On Feb. 19, 2010, a limited liability company registered to Fournier’s parents’ California address paid $735,000 for an elegant 1905 Old Portland-style home in Ladd’s Addition.
There is no mortgage recorded with the sale, which suggests the Fourniers paid cash for the 4,700-square-foot home.
As in Laurelhurst, Fournier decorated elaborately for Halloween. He also began a series of projects: He sunk 10-foot fence posts, hanging security lights on some; he bulldozed the backyard and tore out interior steps.
He got into disputes with homeowners next door and across the street, says Jenny Myrick, who lived next door to Fournier in Ladd’s Addition.

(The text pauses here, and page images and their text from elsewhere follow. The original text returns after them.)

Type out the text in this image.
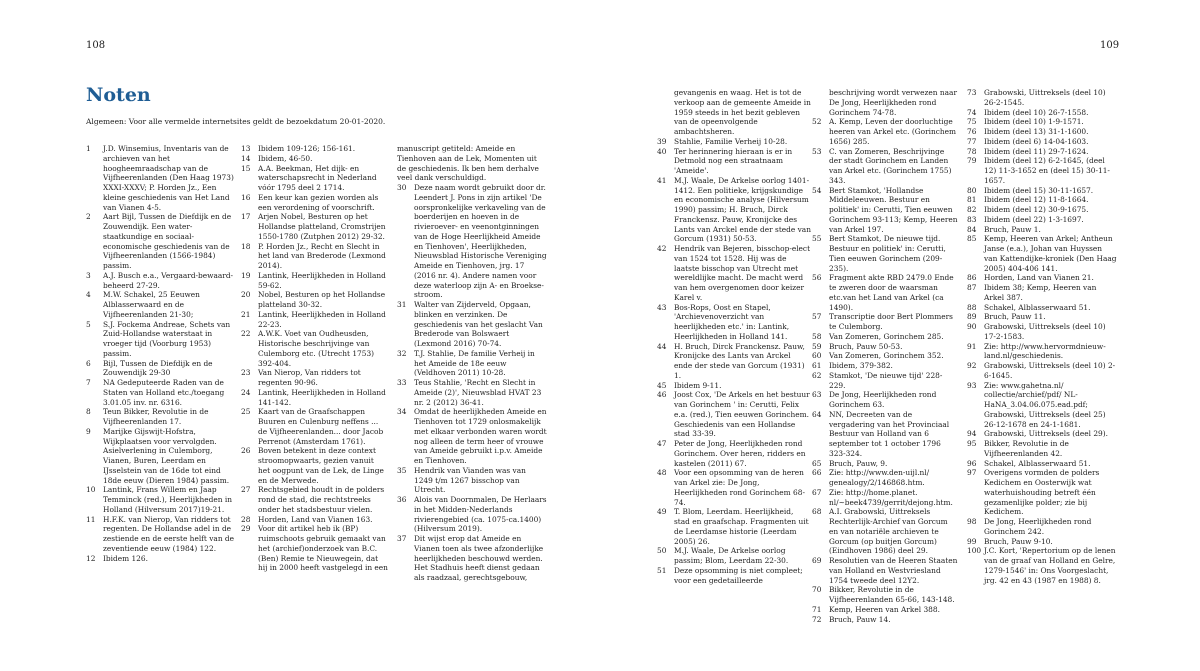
108	109
Noten
Algemeen: Voor alle vermelde internetsites geldt de bezoekdatum 20-01-2020.
1 J.D. Winsemius, Inventaris van de archieven van het hoogheemraadschap van de Vijfheerenlanden (Den Haag 1973) XXXI-XXXV; P. Horden Jz., Een kleine geschiedenis van Het Land van Vianen 4-5.
2 Aart Bijl, Tussen de Diefdijk en de Zouwendijk. Een water-staatkundige en sociaal-economische geschiedenis van de Vijfheerenlanden (1566-1984) passim.
3 A.J. Busch e.a., Vergaard-bewaard-beheerd 27-29.
4 M.W. Schakel, 25 Eeuwen Alblasserwaard en de Vijfheerenlanden 21-30;
5 S.J. Fockema Andreae, Schets van Zuid-Hollandse waterstaat in vroeger tijd (Voorburg 1953) passim.
6 Bijl, Tussen de Diefdijk en de Zouwendijk 29-30
7 NA Gedeputeerde Raden van de Staten van Holland etc./toegang 3.01.05 inv. nr. 6316.
8 Teun Bikker, Revolutie in de Vijfheerenlanden 17.
9 Marijke Gijswijt-Hofstra, Wijkplaatsen voor vervolgden. Asielverlening in Culemborg, Vianen, Buren, Leerdam en IJsselstein van de 16de tot eind 18de eeuw (Dieren 1984) passim.
10 Lantink, Frans Willem en Jaap Temminck (red.), Heerlijkheden in Holland (Hilversum 2017)19-21.
11 H.F.K. van Nierop, Van ridders tot regenten. De Hollandse adel in de zestiende en de eerste helft van de zeventiende eeuw (1984) 122.
12 Ibidem 126.
13 Ibidem 109-126; 156-161.
14 Ibidem, 46-50.
15 A.A. Beekman, Het dijk- en waterschapsrecht in Nederland vóór 1795 deel 2 1714.
16 Een keur kan gezien worden als een verordening of voorschrift.
17 Arjen Nobel, Besturen op het Hollandse platteland, Cromstrijen 1550-1780 (Zutphen 2012) 29-32.
18 P. Horden Jz., Recht en Slecht in het land van Brederode (Lexmond 2014).
19 Lantink, Heerlijkheden in Holland 59-62.
20 Nobel, Besturen op het Hollandse platteland 30-32.
21 Lantink, Heerlijkheden in Holland 22-23.
22 A.W.K. Voet van Oudheusden, Historische beschrijvinge van Culemborg etc. (Utrecht 1753) 392-404.
23 Van Nierop, Van ridders tot regenten 90-96.
24 Lantink, Heerlijkheden in Holland 141-142.
25 Kaart van de Graafschappen Buuren en Culenburg neffens ... de Vijfheerenlanden... door Jacob Perrenot (Amsterdam 1761).
26 Boven betekent in deze context stroomopwaarts, gezien vanuit het oogpunt van de Lek, de Linge en de Merwede.
27 Rechtsgebied houdt in de polders rond de stad, die rechtstreeks onder het stadsbestuur vielen.
28 Horden, Land van Vianen 163.
29 Voor dit artikel heb ik (BP) ruimschoots gebruik gemaakt van het (archief)onderzoek van B.C. (Ben) Remie te Nieuwegein, dat hij in 2000 heeft vastgelegd in een
manuscript getiteld: Ameide en Tienhoven aan de Lek, Momenten uit de geschiedenis. Ik ben hem derhalve veel dank verschuldigd.
30 Deze naam wordt gebruikt door dr. Leendert J. Pons in zijn artikel 'De oorspronkelijke verkaveling van de boerderijen en hoeven in de rivieroever- en veenontginningen van de Hoge Heerlijkheid Ameide en Tienhoven', Heerlijkheden, Nieuwsblad Historische Vereniging Ameide en Tienhoven, jrg. 17 (2016 nr. 4). Andere namen voor deze waterloop zijn A- en Broekse-stroom.
31 Walter van Zijderveld, Opgaan, blinken en verzinken. De geschiedenis van het geslacht Van Brederode van Bolswaert (Lexmond 2016) 70-74.
32 T.J. Stahlie, De familie Verheij in het Ameide de 18e eeuw (Veldhoven 2011) 10-28.
33 Teus Stahlie, 'Recht en Slecht in Ameide (2)', Nieuwsblad HVAT 23 nr. 2 (2012) 36-41.
34 Omdat de heerlijkheden Ameide en Tienhoven tot 1729 onlosmakelijk met elkaar verbonden waren wordt nog alleen de term heer of vrouwe van Ameide gebruikt i.p.v. Ameide en Tienhoven.
35 Hendrik van Vianden was van 1249 t/m 1267 bisschop van Utrecht.
36 Alois van Doornmalen, De Herlaars in het Midden-Nederlands rivierengebied (ca. 1075-ca.1400) (Hilversum 2019).
37 Dit wijst erop dat Ameide en Vianen toen als twee afzonderlijke heerlijkheden beschouwd werden. Het Stadhuis heeft dienst gedaan als raadzaal, gerechtsgebouw,
gevangenis en waag. Het is tot de verkoop aan de gemeente Ameide in 1959 steeds in het bezit gebleven van de opeenvolgende ambachtsheren.
39 Stahlie, Familie Verheij 10-28.
40 Ter herinnering hieraan is er in Detmold nog een straatnaam 'Ameide'.
41 M.J. Waale, De Arkelse oorlog 1401-1412. Een politieke, krijgskundige en economische analyse (Hilversum 1990) passim; H. Bruch, Dirck Franckensz. Pauw, Kronijcke des Lants van Arckel ende der stede van Gorcum (1931) 50-53.
42 Hendrik van Bejeren, bisschop-elect van 1524 tot 1528. Hij was de laatste bisschop van Utrecht met wereldlijke macht. De macht werd van hem overgenomen door keizer Karel v.
43 Bos-Rops, Oost en Stapel, 'Archievenoverzicht van heerlijkheden etc.' in: Lantink, Heerlijkheden in Holland 141.
44 H. Bruch, Dirck Franckensz. Pauw, Kronijcke des Lants van Arckel ende der stede van Gorcum (1931) 1.
45 Ibidem 9-11.
46 Joost Cox, 'De Arkels en het bestuur van Gorinchem ' in: Cerutti, Felix e.a. (red.), Tien eeuwen Gorinchem. Geschiedenis van een Hollandse stad 33-39.
47 Peter de Jong, Heerlijkheden rond Gorinchem. Over heren, ridders en kastelen (2011) 67.
48 Voor een opsomming van de heren van Arkel zie: De Jong, Heerlijkheden rond Gorinchem 68-74.
49 T. Blom, Leerdam. Heerlijkheid, stad en graafschap. Fragmenten uit de Leerdamse historie (Leerdam 2005) 26.
50 M.J. Waale, De Arkelse oorlog passim; Blom, Leerdam 22-30.
51 Deze opsomming is niet compleet; voor een gedetailleerde
beschrijving wordt verwezen naar De Jong, Heerlijkheden rond Gorinchem 74-78.
52 A. Kemp, Leven der doorluchtige heeren van Arkel etc. (Gorinchem 1656) 285.
53 C. van Zomeren, Beschrijvinge der stadt Gorinchem en Landen van Arkel etc. (Gorinchem 1755) 343.
54 Bert Stamkot, 'Hollandse Middeleeuwen. Bestuur en politiek' in: Cerutti, Tien eeuwen Gorinchem 93-113; Kemp, Heeren van Arkel 197.
55 Bert Stamkot, De nieuwe tijd. Bestuur en politiek' in: Cerutti, Tien eeuwen Gorinchem (209-235).
56 Fragment akte RBD 2479.0 Ende te zweren door de waarsman etc.van het Land van Arkel (ca 1490).
57 Transcriptie door Bert Plommers te Culemborg.
58 Van Zomeren, Gorinchem 285.
59 Bruch, Pauw 50-53.
60 Van Zomeren, Gorinchem 352.
61 Ibidem, 379-382.
62 Stamkot, 'De nieuwe tijd' 228-229.
63 De Jong, Heerlijkheden rond Gorinchem 63.
64 NN, Decreeten van de vergadering van het Provinciaal Bestuur van Holland van 6 september tot 1 october 1796 323-324.
65 Bruch, Pauw, 9.
66 Zie: http://www.den-uijl.nl/ genealogy/2/146868.htm.
67 Zie: http://home.planet. nl/~beek4739/gerrit/dejong.htm.
68 A.I. Grabowski, Uittreksels Rechterlijk-Archief van Gorcum en van notariële archieven te Gorcum (op buitjen Gorcum) (Eindhoven 1986) deel 29.
69 Resolutien van de Heeren Staaten van Holland en Westvriesland 1754 tweede deel 12Y2.
70 Bikker, Revolutie in de Vijfheerenlanden 65-66, 143-148.
71 Kemp, Heeren van Arkel 388.
72 Bruch, Pauw 14.
73 Grabowski, Uittreksels (deel 10) 26-2-1545.
74 Ibidem (deel 10) 26-7-1558.
75 Ibidem (deel 10) 1-9-1571.
76 Ibidem (deel 13) 31-1-1600.
77 Ibidem (deel 6) 14-04-1603.
78 Ibidem (deel 11) 29-7-1624.
79 Ibidem (deel 12) 6-2-1645, (deel 12) 11-3-1652 en (deel 15) 30-11-1657.
80 Ibidem (deel 15) 30-11-1657.
81 Ibidem (deel 12) 11-8-1664.
82 Ibidem (deel 12) 30-9-1675.
83 Ibidem (deel 22) 1-3-1697.
84 Bruch, Pauw 1.
85 Kemp, Heeren van Arkel; Antheun Janse (e.a.), Johan van Huyssen van Kattendijke-kroniek (Den Haag 2005) 404-406 141.
86 Horden, Land van Vianen 21.
87 Ibidem 38; Kemp, Heeren van Arkel 387.
88 Schakel, Alblasserwaard 51.
89 Bruch, Pauw 11.
90 Grabowski, Uittreksels (deel 10) 17-2-1583.
91 Zie: http://www.hervormdnieuw-land.nl/geschiedenis.
92 Grabowski, Uittreksels (deel 10) 2-6-1645.
93 Zie: www.gahetna.nl/ collectie/archief/pdf/ NL-HaNA_3.04.06.075.ead.pdf; Grabowski, Uittreksels (deel 25) 26-12-1678 en 24-1-1681.
94 Grabowski, Uittreksels (deel 29).
95 Bikker, Revolutie in de Vijfheerenlanden 42.
96 Schakel, Alblasserwaard 51.
97 Overigens vormden de polders Kedichem en Oosterwijk wat waterhuishouding betreft één gezamenlijke polder; zie bij Kedichem.
98 De Jong, Heerlijkheden rond Gorinchem 242.
99 Bruch, Pauw 9-10.
100 J.C. Kort, 'Repertorium op de lenen van de graaf van Holland en Gelre, 1279-1546' in: Ons Voorgeslacht, jrg. 42 en 43 (1987 en 1988) 8.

“I think what happened here is part of a pattern,” says Myrick, who says Fournier would talk to her for hours while she worked on her garden. “Peter had problems with everybody. He was at odds with everyone in front of his house, beside it and behind.”
Former neighbors in Lake Oswego, where Fournier lived from 2001 through 2006, recall similar behavior. There, he clashed with city officials over a fence and ran afoul of city code when he dotted his 2.3-acre property with about 100 John Kerry signs in 2004.
“I remember he started to build a fence. It stopped and stayed in a state of suspended animation for about a year and then disappeared,” says Doug Babb, who lived across the street from Fournier in Lake Oswego. “He was known at the local coffee shop as the ‘Coffee Bomber,’ because he allegedly threw a cup of coffee at somebody during a political argument.”
Today, Fournier has fled Ladd’s Addition, too. His house there sold July 6 for $660,000, a loss of $75,000.
Meanwhile, the Laurelhurst property remains on the market for $1.8 million.
The “For Sale” sign in front is rapidly disappearing into the grass, and a 1979 Chevy pickup, registered to a man who, prior to becoming Fournier’s caretaker, lived in a camper parked on various streets in the neighborhood, occupies the driveway.
A few blocks away on East Burnside Street, Kristine Bitar Wilkins, who grew up in the house, runs the Bitar family property business with her husband, Michael.
Friends keep them posted on the goings-on at the Bitar mansion, but the Wilkinses cannot bring themselves to drive by.
“My wife is so sick about what happened to the house she can’t talk about it anymore,” says Michael Wilkins. “It’s not just a foreclosure, it’s a tragedy.”
And Peter Fournier? He’s moved on, across the river, to a new neighborhood...in Southwest Portland.